Originally Posted by Kayani_1
I am not understand why BMW needs to take a break from ALMS. When they have been kicking butt in it for last couple of years. The M3's have ran with Corvette's, Ferraris, Porsches, and Aston and out done them.
I think they should continue the effort with Rahal L. racing team.
As far as 2010 Le man goes they won it and got 3rd position in 2011. I do not consider that bad results. So if Corvettes GT2 cars went and competed. I think BMW M3 GT2 cars should have done the same. Because they are pretty competitive with those Corvettes. In fact they might have done better then the Corvette cars that suffered real bad luck.

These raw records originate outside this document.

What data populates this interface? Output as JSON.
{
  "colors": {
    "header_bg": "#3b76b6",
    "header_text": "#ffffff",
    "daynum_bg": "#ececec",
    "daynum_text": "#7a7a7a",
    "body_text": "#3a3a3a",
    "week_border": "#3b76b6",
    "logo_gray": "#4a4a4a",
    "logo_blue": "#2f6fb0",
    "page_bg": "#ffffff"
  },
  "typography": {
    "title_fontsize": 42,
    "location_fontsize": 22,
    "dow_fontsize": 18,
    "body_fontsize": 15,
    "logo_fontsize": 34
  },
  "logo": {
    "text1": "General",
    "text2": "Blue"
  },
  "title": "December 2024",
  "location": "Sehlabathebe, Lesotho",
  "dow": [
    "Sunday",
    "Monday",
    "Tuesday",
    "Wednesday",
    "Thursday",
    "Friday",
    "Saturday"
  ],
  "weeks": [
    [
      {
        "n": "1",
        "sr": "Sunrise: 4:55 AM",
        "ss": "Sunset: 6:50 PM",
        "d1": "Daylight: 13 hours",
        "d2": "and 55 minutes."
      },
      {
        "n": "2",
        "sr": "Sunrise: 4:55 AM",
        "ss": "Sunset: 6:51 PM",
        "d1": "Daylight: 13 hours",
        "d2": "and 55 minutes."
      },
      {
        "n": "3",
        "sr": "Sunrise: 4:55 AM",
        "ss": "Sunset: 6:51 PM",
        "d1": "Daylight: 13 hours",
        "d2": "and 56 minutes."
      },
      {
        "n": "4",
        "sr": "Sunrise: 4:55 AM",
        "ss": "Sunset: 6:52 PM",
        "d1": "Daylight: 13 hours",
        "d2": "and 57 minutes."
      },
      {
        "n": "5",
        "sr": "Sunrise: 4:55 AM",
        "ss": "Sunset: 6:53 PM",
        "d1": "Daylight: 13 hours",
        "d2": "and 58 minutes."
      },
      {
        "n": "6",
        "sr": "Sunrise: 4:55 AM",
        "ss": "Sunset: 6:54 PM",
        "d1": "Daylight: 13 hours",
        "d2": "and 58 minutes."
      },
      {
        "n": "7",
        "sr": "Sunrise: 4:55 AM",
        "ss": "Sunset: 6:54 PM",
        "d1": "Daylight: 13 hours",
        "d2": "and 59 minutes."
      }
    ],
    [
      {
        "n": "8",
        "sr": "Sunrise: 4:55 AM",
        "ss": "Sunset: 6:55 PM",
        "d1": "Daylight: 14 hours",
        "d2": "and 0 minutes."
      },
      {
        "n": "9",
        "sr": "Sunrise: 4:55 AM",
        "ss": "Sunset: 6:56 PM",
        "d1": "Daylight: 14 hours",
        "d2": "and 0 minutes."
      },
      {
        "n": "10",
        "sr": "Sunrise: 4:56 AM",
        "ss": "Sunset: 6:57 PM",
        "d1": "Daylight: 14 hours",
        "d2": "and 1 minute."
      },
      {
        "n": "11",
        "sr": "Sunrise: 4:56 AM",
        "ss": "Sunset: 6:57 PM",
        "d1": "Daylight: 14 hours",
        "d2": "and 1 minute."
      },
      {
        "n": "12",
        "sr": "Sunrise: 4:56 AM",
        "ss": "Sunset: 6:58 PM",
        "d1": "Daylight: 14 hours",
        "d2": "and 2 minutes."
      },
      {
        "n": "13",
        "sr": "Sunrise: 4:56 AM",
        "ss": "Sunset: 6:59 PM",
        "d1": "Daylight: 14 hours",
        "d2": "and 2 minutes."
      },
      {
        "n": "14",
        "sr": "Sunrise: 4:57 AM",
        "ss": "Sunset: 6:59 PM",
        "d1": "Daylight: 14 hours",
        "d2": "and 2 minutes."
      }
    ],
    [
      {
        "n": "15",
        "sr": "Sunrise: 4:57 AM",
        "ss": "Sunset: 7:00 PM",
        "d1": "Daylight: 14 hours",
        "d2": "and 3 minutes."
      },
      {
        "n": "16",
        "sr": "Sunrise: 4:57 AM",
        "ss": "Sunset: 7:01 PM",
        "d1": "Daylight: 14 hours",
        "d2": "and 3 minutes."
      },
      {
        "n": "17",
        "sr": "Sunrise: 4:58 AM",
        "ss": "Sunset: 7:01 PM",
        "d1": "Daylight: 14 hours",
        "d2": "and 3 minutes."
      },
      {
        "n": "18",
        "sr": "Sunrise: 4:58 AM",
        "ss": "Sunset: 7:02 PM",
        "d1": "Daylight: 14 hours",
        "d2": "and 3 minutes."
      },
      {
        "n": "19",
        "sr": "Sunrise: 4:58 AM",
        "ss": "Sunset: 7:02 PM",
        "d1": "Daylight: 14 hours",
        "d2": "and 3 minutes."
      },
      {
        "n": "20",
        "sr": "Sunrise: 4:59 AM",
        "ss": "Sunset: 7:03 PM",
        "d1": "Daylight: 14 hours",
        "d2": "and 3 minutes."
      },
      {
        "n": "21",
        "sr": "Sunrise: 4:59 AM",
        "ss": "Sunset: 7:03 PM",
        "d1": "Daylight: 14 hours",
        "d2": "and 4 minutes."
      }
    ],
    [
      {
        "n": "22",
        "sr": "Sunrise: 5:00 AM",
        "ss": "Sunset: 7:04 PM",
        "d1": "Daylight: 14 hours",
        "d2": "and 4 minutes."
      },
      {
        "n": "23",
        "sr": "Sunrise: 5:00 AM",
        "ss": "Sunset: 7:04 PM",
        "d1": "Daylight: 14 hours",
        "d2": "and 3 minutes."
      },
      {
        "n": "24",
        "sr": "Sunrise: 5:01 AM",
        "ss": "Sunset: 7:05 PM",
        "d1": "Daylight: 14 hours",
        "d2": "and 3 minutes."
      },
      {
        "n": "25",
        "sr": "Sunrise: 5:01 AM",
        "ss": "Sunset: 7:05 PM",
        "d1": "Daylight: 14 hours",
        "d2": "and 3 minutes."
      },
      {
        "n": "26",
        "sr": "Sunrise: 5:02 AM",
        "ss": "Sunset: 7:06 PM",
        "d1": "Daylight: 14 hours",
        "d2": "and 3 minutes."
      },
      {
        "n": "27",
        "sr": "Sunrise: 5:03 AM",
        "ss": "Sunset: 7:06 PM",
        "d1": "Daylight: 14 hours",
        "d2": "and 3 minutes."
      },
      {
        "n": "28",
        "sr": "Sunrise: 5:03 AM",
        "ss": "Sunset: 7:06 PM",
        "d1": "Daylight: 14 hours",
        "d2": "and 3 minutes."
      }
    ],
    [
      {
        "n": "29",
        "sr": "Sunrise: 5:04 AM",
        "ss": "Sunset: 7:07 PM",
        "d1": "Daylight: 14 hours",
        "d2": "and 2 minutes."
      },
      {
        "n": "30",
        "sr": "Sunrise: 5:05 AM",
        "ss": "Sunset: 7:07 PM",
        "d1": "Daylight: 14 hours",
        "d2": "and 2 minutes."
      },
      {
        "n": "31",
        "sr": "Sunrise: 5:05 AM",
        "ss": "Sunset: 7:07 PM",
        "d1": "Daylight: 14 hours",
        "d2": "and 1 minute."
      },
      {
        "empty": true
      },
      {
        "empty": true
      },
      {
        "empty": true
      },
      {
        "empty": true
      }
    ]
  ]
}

This is it for the M3- there is no more E92 and BMW does not race obsolete products since racing is just a form of marketing. Why on earth would they spend money to race something they no longer make?? If BMW races in ALMS it will not be BMW Motorsport backed. If RLL wants to field their own team and get their own sponsors etc. that is up to them but BMW is not going to invest any capital in a car that has been sent to pasture. The next generation car will not be here for several years and unless something miraculous happens with the Z4 GT3 there will be no BMW racing in the US. I met with Dr. Jens on Saturday- he said they have no indication at this time that the Z4 GT3 will be homologated for any race series in the US unless it is redesigned and if that is the case, it makes no business sense to do such a thing as the car is racing well around the world for privateer teams and sales have been excellent, with order books full in current form.
As for Corvette- GM uses it as a loss leader for marketing so anything they do is solely to sell other cars. BMW has no loss leaders from a marketing standpoint- also Corvette Racing has sponsors with DEEP pockets that just want to see their name on a car on the grid- BMW sponsors are not the same animal and some have also taken money from the GT cars and put it into DTM.
There were 140,000 fans this weekend in Nuremberg for the DTM race- millions more watched on TV. One race has more specatators than the entire ALMS season does. And in the US sadly- racing does not sell cars; Mercedes doesn't even race in the US, neither does Lexus and Audi only visits the states for a few races. The precedent has been established that racing in the US outside Nascar is limited to niche individuals and those individuals are only a small percentage of all car buyers (I am in that niche but don't base car purchases on race results like some).
As for Le Mans it is a huge race, lots of fans but is sponsoring a car there worth the same money as a Super Bowl ad especially if you do not think you can win? That's how marketing works... To racing fans it is something different but just like your favorite sports teams the product put out has to make a profit in the end. More people watch the Super Bowl and more are likely to take interest in a product if the ad is a good one- Dig up the Le Mans numbers in the US and you will be surprised at how small the audience is, its not worth the money outside for the art car...
Le Mans in Europe gets big numbers but DTM overall is a better investment and there is no need to have to grease the "off the record" French authorities to be able to enter and field a team.
Once again though- look at BMWNA and how they have now begun to package cars for more luxury, they are softer and comfortable does that equal racing?